I’d been so concerned all these clothes weren’t mine that I hadn’t given a thought to how they’d gotten into my room.

“Only the best silks for The Huntress.” He pinched and stroked the green fabric reverently. “I didn’t want you to think you’re marrying into a family of paupers.”

My breath stuttered. Even before we’d exchanged a single word, he’d wanted to make me feel comfortable.

Maybe even impress me. My rooms had been tailored to my Protectorate proclivities and that must have taken time.

The clothes had been chosen to shield me against the elements my body hadn’t been accustomed to.

All done so that I could adjust easier to my new life.

I hadn’t asked–he’d offered.

Because that’s who Ryker was. Someone who thought about everyone else before himself.

The same thing I’d been raised to do.
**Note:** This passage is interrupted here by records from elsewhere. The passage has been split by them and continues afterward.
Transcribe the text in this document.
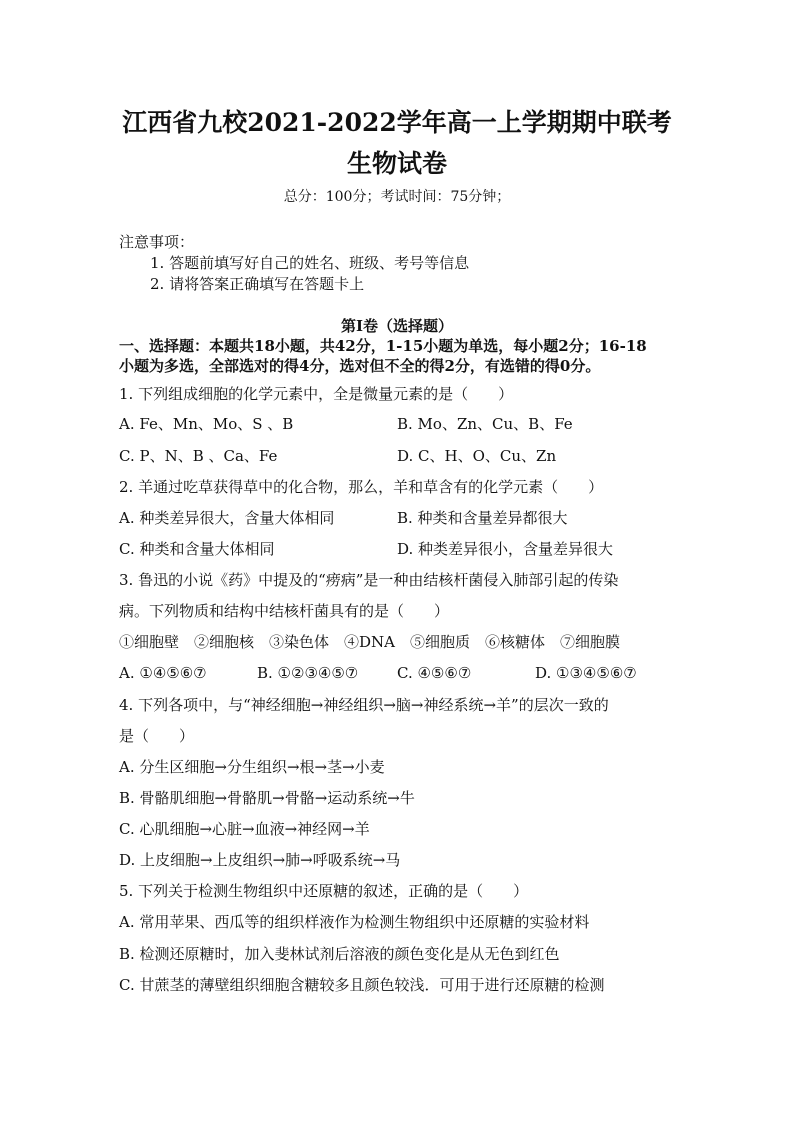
江西省九校2021-2022学年高一上学期期中联考
生物试卷
总分：100分；考试时间：75分钟；
注意事项：
1. 答题前填写好自己的姓名、班级、考号等信息
2. 请将答案正确填写在答题卡上
第I卷（选择题）
一、选择题：本题共18小题，共42分，1-15小题为单选，每小题2分；16-18
小题为多选，全部选对的得4分，选对但不全的得2分，有选错的得0分。
1. 下列组成细胞的化学元素中，全是微量元素的是（　　）
A. Fe、Mn、Mo、S 、B	B. Mo、Zn、Cu、B、Fe
C. P、N、B 、Ca、Fe	D. C、H、O、Cu、Zn
2. 羊通过吃草获得草中的化合物，那么，羊和草含有的化学元素（　　）
A. 种类差异很大，含量大体相同	B. 种类和含量差异都很大
C. 种类和含量大体相同	D. 种类差异很小，含量差异很大
3. 鲁迅的小说《药》中提及的“痨病”是一种由结核杆菌侵入肺部引起的传染
病。下列物质和结构中结核杆菌具有的是（　　）
①细胞壁　②细胞核　③染色体　④DNA　⑤细胞质　⑥核糖体　⑦细胞膜
A. ①④⑤⑥⑦	B. ①②③④⑤⑦	C. ④⑤⑥⑦	D. ①③④⑤⑥⑦
4. 下列各项中，与“神经细胞→神经组织→脑→神经系统→羊”的层次一致的
是（　　）
A. 分生区细胞→分生组织→根→茎→小麦
B. 骨骼肌细胞→骨骼肌→骨骼→运动系统→牛
C. 心肌细胞→心脏→血液→神经网→羊
D. 上皮细胞→上皮组织→肺→呼吸系统→马
5. 下列关于检测生物组织中还原糖的叙述，正确的是（　　）
A. 常用苹果、西瓜等的组织样液作为检测生物组织中还原糖的实验材料
B. 检测还原糖时，加入斐林试剂后溶液的颜色变化是从无色到红色
C. 甘蔗茎的薄壁组织细胞含糖较多且颜色较浅．可用于进行还原糖的检测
Constantly.

Now here he was, this man who wanted to do that for me.

It…terrified me, how much I wanted to rely on him.

How much my soul wanted to exhale, for what felt like the first time in my life.

“I’m scared,” I said, surprising myself and him.

He froze instantly. “Of?”

“You.”

His hands snapped back to his side. “I didn’t mean to make you uncomfortable–”
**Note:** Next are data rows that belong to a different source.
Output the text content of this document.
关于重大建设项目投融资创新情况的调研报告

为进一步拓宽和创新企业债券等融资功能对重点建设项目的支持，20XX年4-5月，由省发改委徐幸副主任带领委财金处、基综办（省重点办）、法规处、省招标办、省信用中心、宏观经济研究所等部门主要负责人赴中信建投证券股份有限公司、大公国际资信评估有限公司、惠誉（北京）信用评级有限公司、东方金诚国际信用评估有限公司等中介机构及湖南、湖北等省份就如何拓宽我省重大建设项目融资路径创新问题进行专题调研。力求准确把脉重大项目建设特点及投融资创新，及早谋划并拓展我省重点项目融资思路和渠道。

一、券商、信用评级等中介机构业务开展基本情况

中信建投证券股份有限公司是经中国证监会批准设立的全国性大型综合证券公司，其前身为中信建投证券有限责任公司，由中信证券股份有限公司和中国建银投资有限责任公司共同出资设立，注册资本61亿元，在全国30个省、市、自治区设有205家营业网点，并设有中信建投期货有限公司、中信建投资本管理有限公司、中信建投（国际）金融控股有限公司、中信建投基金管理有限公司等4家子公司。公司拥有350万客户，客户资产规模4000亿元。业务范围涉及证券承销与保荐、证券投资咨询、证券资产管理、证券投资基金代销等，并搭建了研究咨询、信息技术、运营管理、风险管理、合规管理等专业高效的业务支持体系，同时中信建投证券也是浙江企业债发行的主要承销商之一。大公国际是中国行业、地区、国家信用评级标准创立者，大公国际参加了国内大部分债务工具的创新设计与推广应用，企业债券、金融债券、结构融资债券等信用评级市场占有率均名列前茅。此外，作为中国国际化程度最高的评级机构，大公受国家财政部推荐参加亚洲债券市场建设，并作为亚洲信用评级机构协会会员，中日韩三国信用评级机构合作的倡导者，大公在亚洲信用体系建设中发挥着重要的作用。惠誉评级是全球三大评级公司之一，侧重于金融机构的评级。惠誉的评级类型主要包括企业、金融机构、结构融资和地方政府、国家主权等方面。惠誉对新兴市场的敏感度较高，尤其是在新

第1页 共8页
“No.” I mustered up that Huntress courage and stepped so close to him, our chests touched when we breathed.

Just like back in the crypt, when he’d stolen my air and my logic.

But my eyes fell somewhere near his clavicle; I couldn’t look him in the eyes right now. “You make me want things I shouldn’t.”

I stood there, completely exposed. Not by the silk slip, or the late night, but my own doing.

I just had to open my mouth, spill my fears, and ruin the moment.

I didn’t know what I expected–perhaps reassurance, maybe a confession that I scared him as much as he scared me, so that I’d feel we were on equal footing once more–but it hadn’t been this stunned silence.

The longer he stared at me, not saying a single thing, the more I felt completely stripped of all my defenses. My skin suddenly felt too hot, like it didn’t belong on my body, and my heart began to beat a frantic rhythm.

I’d made a fool of myself, hadn’t I?

I always seemed to do it when it came to men.

Maybe Ryker liked the idea of me. The formidable Huntress who didn’t fear and didn’t cower.

Not the reality, of a full human, with weaknesses and wants and desires.

Wasn’t that how it always went?

People wanted the name, not the person behind it.

I needed to get out of here. Run back to my room, slam the door behind me, and hope the night would erase my embarrassment.

His hand shot out, grabbing the back of my neck.

My gaze snapped to his face. I gasped when I saw the pure male smile slowly pulling at his lips, promising wicked, terrible things.

“Oh, Huntress. You have no idea what I can make you beg for.”